Kimsenin ölmediği, canının yanmadığı, ağlamadığı, acıklı olmayan bir kaçış hikâyesi yoktur. Zelal ile Mahmut'un hikâyeleri de benzer biçimde gelişir. Zelal tarlada çalışırken, silahlı bir grubun toplu tecavüzüne uğramıştır. Bu tecavüz sonucu hamile kalmış, durum ortaya çıkınca töre cinayetine kurban gitmemek için evden kaçmıştır. Hem örgütten hem de devletten kaçan Mahmut'la bir mağarada karşılaşmış, birbirlerini sevmiş, bağlanmışlardır. O mağarada daha fazla barınamayacaklarını anlayınca büyük bir şehire gidip kalabalığın arasında kaybolmayı, peşlerindekilerden kurtulmaya karar verirler ve Ankara'ya indiklerinde Zelal serseri bir kurşunun kurbanı olur. Ömer Eren'in yardımıyla umutlansalar da önce Zelal'in itirafçı ağabeyi Mesut, sonra da örgütten olduğunu söyleyen birileri onları bulacaktır. Ağabey Mesut, öldürmek için saldırır, yanlışlıkla Zelal yerine bir başka hastayı öldürür. Örgütten geldiğini söyleyen kişi ise, Mahmut'a canlarını bağışlamanın karşılığı olarak bir bombalama eylemini gerçekleştirmesini teklif eder.

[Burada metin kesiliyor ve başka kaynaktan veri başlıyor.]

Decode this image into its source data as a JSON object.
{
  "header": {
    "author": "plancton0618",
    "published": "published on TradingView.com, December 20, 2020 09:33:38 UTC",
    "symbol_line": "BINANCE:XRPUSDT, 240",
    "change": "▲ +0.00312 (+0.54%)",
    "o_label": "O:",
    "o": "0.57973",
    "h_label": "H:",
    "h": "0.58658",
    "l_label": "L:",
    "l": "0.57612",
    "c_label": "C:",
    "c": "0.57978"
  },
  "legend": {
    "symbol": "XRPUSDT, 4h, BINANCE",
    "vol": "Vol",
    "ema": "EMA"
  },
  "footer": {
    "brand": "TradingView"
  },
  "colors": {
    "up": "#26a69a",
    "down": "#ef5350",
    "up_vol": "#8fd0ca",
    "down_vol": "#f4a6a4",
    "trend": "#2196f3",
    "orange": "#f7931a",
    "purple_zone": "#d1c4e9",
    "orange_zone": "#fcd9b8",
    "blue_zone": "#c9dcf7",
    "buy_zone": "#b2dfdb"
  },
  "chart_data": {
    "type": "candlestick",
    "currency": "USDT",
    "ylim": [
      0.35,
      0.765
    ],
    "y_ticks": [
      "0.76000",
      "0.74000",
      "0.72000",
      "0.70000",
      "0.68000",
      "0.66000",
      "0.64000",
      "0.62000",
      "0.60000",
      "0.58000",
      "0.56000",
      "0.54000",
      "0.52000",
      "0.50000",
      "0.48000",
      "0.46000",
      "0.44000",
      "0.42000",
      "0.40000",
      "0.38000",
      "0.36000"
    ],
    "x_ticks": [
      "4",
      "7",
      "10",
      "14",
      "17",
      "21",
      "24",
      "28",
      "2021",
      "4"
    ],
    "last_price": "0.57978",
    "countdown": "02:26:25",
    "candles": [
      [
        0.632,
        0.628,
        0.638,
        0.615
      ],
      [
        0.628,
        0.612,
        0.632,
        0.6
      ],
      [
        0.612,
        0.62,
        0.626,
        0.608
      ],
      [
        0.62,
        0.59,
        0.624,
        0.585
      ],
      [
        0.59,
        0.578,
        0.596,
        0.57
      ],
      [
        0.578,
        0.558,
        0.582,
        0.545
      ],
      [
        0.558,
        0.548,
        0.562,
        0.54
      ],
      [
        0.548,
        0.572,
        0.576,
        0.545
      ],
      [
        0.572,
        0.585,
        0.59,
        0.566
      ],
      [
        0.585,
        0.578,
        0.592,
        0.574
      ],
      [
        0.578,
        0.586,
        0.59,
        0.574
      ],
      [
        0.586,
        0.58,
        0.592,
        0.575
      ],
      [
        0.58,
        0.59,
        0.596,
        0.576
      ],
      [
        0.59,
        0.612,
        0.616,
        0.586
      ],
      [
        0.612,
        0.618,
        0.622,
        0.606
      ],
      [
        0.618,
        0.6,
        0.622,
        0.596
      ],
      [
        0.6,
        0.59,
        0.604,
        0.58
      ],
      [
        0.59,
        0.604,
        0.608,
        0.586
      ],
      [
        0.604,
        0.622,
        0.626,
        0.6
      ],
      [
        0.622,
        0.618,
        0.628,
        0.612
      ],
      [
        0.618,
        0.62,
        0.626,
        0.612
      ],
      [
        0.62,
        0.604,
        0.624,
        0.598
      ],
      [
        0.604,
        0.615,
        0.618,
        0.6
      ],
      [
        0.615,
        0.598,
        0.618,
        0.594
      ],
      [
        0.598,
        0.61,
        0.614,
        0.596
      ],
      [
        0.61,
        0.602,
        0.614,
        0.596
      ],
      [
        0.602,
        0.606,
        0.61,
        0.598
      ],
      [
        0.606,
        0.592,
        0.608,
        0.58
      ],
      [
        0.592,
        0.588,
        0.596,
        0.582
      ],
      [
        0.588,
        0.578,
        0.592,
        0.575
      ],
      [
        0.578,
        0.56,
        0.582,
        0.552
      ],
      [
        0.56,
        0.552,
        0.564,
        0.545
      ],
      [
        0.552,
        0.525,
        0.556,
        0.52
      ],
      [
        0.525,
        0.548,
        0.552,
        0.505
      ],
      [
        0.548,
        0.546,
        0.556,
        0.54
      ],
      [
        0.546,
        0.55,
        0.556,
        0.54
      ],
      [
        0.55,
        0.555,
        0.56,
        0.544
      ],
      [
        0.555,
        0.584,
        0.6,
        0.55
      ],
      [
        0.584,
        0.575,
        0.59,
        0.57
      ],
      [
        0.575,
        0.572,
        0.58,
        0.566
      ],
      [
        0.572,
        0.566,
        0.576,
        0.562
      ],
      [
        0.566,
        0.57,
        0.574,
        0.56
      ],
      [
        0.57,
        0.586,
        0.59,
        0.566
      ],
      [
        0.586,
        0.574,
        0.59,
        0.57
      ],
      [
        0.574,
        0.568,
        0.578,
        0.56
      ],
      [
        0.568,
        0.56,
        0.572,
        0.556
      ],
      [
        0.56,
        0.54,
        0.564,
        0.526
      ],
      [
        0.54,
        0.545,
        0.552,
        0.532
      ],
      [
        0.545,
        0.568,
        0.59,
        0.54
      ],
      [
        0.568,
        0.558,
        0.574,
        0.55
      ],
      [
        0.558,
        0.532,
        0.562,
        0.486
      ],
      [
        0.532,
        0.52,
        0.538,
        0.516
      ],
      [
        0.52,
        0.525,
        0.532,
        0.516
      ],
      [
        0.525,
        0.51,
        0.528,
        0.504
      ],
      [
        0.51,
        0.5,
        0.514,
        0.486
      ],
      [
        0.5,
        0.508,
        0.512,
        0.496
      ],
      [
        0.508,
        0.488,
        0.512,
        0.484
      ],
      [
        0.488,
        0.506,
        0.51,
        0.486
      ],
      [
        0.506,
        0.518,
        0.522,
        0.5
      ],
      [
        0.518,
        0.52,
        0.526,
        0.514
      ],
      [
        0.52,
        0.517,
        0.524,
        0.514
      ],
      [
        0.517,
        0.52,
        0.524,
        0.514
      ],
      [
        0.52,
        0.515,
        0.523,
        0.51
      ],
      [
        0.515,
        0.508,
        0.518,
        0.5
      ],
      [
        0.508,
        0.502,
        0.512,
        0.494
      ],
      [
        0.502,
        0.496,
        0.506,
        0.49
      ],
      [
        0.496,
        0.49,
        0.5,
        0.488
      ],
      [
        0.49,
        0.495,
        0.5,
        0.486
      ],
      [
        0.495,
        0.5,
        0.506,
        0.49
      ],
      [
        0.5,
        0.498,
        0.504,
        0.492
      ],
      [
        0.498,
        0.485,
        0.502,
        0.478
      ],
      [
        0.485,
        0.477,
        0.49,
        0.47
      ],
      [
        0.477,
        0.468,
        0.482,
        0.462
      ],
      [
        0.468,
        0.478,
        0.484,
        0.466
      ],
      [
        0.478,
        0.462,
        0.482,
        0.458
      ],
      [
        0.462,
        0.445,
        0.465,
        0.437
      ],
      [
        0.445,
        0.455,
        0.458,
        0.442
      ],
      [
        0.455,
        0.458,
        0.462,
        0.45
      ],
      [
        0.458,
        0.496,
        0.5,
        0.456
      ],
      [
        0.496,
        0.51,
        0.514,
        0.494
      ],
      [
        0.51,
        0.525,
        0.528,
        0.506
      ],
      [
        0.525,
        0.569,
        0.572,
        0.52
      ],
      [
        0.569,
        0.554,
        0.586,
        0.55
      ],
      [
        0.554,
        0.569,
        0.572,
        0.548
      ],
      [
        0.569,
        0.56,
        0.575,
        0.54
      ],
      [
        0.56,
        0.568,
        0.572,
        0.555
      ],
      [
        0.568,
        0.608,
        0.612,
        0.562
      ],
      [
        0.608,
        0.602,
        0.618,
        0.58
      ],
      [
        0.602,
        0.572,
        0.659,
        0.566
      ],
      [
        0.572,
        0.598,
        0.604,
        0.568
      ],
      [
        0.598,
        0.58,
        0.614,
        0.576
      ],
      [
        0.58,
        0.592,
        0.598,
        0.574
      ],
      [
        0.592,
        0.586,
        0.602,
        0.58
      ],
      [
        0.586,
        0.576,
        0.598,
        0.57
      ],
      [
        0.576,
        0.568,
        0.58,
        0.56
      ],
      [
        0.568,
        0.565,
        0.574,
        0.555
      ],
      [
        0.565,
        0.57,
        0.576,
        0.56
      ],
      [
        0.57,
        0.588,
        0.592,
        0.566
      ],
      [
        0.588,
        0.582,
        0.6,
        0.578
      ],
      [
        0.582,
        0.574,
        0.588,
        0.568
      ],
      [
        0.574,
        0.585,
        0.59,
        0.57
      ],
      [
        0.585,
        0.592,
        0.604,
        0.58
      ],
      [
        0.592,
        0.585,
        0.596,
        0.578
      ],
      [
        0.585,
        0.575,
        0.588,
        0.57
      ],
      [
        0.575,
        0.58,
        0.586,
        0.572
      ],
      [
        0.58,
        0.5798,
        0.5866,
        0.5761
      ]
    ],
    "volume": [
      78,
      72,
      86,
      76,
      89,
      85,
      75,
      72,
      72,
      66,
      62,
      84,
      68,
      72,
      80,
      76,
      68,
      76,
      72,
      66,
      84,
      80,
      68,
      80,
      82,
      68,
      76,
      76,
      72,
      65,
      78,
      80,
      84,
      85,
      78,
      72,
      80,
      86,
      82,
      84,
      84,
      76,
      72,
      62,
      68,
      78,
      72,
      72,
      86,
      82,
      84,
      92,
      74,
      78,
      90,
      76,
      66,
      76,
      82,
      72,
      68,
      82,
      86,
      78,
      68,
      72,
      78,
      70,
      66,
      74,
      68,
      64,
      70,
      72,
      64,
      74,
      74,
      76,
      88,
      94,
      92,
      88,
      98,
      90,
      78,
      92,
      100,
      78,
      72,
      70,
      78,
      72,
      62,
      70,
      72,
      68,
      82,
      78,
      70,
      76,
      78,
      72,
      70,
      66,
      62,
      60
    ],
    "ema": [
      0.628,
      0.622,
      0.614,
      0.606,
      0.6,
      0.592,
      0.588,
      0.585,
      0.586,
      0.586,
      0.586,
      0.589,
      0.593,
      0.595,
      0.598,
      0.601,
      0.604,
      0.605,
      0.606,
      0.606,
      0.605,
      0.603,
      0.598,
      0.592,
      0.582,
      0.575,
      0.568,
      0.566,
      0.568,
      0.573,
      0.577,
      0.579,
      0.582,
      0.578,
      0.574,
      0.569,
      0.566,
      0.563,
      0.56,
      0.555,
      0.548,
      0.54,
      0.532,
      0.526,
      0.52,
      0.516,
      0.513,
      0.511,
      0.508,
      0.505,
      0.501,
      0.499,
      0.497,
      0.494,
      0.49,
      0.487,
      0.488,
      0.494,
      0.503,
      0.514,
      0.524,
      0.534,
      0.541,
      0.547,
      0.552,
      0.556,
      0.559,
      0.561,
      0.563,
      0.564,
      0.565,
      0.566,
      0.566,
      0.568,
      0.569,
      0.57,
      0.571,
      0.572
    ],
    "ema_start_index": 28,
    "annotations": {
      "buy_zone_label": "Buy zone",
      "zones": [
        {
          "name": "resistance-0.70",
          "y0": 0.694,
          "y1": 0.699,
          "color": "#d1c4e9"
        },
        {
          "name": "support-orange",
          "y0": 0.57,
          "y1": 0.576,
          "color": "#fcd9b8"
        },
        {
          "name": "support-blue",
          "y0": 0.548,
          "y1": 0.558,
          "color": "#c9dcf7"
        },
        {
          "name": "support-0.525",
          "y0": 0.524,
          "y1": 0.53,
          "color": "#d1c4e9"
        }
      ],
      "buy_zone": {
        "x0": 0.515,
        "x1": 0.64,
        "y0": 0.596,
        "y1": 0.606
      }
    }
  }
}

Oya Baydar, sözünü yitirmemiş yazarlardan. Kayıp Söz'de ustaca kurduğu roman yapısı içinde Ömer'in, Elif'in ve bir kaç bölümde Deniz'in ve Mahmut'un bakış açılarından hayatımızı belirleyen şiddeti sorguluyor. Barışçı bakış açısıyla her tarafa eşit uzaklıkta ve adil olmaya çalışarak konuyu ele alıyor. Kürt sorunu ekseninde Türkiye'de şiddetin gelişimini gözler önüne seriyor. Roman kahramanları çeşitli vesilelerle ve sık sık konuyu tartışıyorlar. Oya Baydar, barışın her şeyin ilacı olduğunu söylemek istediği için yazmış sanki romanı. Birbirimizi anlamaya çalışmakla başlayacak her şey, diyor. Usta bir yazar olduğu için de sıkı bir olay örgüsü ile anlatmış. Okuru romana bağlayacak, meraklandıracak olaylarla (patlayan bombalar, saldırılar vb.) bezemiş. Sorun sözün uzamasında. Hemen her olayı defalarca tekrarlıyor. Mahmut'un, Zelal'in, Deniz'in yaşadıkları tekrar tekrar anlatılıyor. Sanki uzayan roman içerisinde okurun bu olayları unutmaması isteniyor. Yine tartışılan konular, sorunlar da çeşitli konumlarda tekrarlanıyor. Bir romancı için sözünü yitirmek nasıl bir sorunsa sözün büyüsüne kapılmak da sorundur. Kayıp Söz’de sözün büyüsüne kapılmak tehlikesi hissediliyor. Neyse ki Oya Baydar, yapıya, romanın akışına önem verdiği için ipin ucunu kaçırmıyor, sözün büyüsüne kapılıp anlattığı konuyu unutmuyor, söz ne kadar uzasa da gelip bir yere bağlanıyor.